No tomatoes, please

March 26, 2008

This one is maybe a little PG-15…

Filed under: Random — Rachael @ 2.48 pm

Huzzah! Today marks the arrival of my lovely new mattress! Now I don’t have to sleep on the floor anymore. I’m still eagerly awaiting the arrival of my slick Ikea bed which is sure to be a bitch and a half to put together, but will still be pretty awesome.

Seriously though, speaking of beds, I’m not sure what got me started on this tangent, but as I was deliriously driving back to Chapel Hill from Charlotte in the throes of a fever I began to think about sex + food. I think the tenuous connection in my head made more sense at the time, but I haven’t been able to stop pondering the appeal of such a thing. Now, as much as I love food, and as much as I love, uh, the idea of being sexy, I feel like those are two things that I do not want to mix.

squash.jpg

What is undeniably sexy though, is cooking with someone or having someone cook for you. I would say that it is the best kind of foreplay (I imagine…), especially if the food is yummy. But the thought of taking the food with you to the afterward times is when I get an icky feeling. It’s kind of like that scene in 9 1/2 Weeks when Mickey Rourke is all feeding stuff to Kim Basinger and she’s all blindfolded, and he freakin feeds her a jalapeno, and she’s freaking out, and he’s all, “haha I’m abusive,” and she’s all, “gah! I’m gonna die! Let’s do it.” But I digress.

Anywho, I was truly racking my brain, trying to think of foods that are actually suitable to take into the bedroom, but I can’t think of any that don’t disgust me. There are the usual suspects, such as whipped cream and chocolate sauce, of course, but lo! The terrifying sheet-ruining, hair-sticking prospects of such things are too much for me to bear. Also, I’ve seen edible underwear, and I can’t think of a thing I’d want to eat less. You could pretty much just wrap a fruit-by-the-foot around your parts and it would probably taste better and be less likely to pull all your teeth out.

So, maybe, ice, I guess? I read in Cosmo once that that’s sexy, yeah? I might be able to get behind that one, since ice is just frozen water, and water never really hurt anyone (except that girl that was on Maury who was allergic to water. True story).

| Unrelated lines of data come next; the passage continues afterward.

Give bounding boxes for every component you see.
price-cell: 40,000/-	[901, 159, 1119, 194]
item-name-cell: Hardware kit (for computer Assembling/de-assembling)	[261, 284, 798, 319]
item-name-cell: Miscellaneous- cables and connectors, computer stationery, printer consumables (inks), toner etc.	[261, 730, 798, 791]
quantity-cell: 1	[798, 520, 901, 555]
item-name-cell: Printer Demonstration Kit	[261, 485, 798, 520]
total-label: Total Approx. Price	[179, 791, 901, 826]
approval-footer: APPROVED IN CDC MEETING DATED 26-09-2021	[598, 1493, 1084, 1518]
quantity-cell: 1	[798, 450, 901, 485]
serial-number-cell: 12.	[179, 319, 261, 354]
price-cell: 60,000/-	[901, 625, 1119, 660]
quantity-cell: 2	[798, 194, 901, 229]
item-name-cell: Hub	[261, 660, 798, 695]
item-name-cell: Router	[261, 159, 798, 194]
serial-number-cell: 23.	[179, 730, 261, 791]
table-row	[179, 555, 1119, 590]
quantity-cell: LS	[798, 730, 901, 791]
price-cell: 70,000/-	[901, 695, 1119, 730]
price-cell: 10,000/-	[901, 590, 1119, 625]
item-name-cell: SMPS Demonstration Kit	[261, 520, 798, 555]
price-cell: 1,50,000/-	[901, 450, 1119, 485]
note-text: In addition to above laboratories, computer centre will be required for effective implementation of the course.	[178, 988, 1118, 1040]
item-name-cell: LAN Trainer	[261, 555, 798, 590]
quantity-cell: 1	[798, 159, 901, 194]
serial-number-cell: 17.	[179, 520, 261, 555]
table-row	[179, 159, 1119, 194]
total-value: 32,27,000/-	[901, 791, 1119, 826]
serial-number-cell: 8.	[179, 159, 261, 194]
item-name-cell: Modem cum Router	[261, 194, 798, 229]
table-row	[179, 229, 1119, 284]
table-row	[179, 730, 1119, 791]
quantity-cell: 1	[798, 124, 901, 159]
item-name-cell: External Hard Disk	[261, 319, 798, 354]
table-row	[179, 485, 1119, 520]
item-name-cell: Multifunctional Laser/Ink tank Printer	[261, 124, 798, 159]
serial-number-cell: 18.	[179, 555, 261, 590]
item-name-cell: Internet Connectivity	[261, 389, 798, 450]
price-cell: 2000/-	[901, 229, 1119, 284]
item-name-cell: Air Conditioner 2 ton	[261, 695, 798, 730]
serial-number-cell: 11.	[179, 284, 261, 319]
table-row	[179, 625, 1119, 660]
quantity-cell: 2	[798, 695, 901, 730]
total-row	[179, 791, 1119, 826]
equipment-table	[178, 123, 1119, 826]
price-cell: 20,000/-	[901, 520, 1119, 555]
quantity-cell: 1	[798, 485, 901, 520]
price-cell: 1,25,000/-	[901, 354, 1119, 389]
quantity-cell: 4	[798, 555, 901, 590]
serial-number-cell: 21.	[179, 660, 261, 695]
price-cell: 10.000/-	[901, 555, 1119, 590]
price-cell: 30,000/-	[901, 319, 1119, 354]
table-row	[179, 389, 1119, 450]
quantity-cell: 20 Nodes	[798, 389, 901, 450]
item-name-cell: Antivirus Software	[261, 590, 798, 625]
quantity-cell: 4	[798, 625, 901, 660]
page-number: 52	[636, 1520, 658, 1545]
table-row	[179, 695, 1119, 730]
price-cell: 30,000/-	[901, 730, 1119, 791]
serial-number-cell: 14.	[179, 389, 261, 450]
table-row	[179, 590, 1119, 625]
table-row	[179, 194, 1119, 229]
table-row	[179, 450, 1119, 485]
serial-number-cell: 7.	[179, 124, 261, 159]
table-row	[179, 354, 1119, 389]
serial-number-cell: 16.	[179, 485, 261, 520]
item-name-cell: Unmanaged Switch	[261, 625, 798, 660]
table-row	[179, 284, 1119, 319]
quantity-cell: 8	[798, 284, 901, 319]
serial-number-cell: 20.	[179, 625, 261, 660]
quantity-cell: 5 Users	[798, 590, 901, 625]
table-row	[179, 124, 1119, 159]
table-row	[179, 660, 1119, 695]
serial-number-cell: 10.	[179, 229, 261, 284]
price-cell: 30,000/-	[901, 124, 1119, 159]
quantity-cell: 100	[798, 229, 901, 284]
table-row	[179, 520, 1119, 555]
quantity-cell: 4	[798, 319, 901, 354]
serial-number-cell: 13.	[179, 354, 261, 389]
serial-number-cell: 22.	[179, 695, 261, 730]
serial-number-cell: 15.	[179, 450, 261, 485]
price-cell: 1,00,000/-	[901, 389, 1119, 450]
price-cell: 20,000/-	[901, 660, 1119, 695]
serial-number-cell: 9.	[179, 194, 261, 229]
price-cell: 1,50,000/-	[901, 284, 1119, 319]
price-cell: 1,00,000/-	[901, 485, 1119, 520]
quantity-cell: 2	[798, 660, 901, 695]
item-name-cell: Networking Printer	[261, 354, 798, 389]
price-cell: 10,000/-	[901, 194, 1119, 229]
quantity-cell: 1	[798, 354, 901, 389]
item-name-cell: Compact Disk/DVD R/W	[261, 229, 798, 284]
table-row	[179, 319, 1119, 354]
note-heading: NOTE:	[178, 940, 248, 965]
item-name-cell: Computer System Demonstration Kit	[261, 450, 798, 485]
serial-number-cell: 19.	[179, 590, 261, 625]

Also another pet peeve of mine is when people (ahem guys) call food sexy. There was some dude on Top Chef who used to call his dishes sexy all the time, and I just found that so obnoxious for some reason. Don’t get me wrong, food is super sexy, but it’s kind of just like if you were describing yourself, if you have to tell people you’re sexy, you probably aren’t.

Also, least sexy food = olives with stones. Nothing is less attractive than spitting out a giant olive pit into your hand or trying to spit it into something else and missing. Lame.

That is all for now. Hope I didn’t gross you out too much.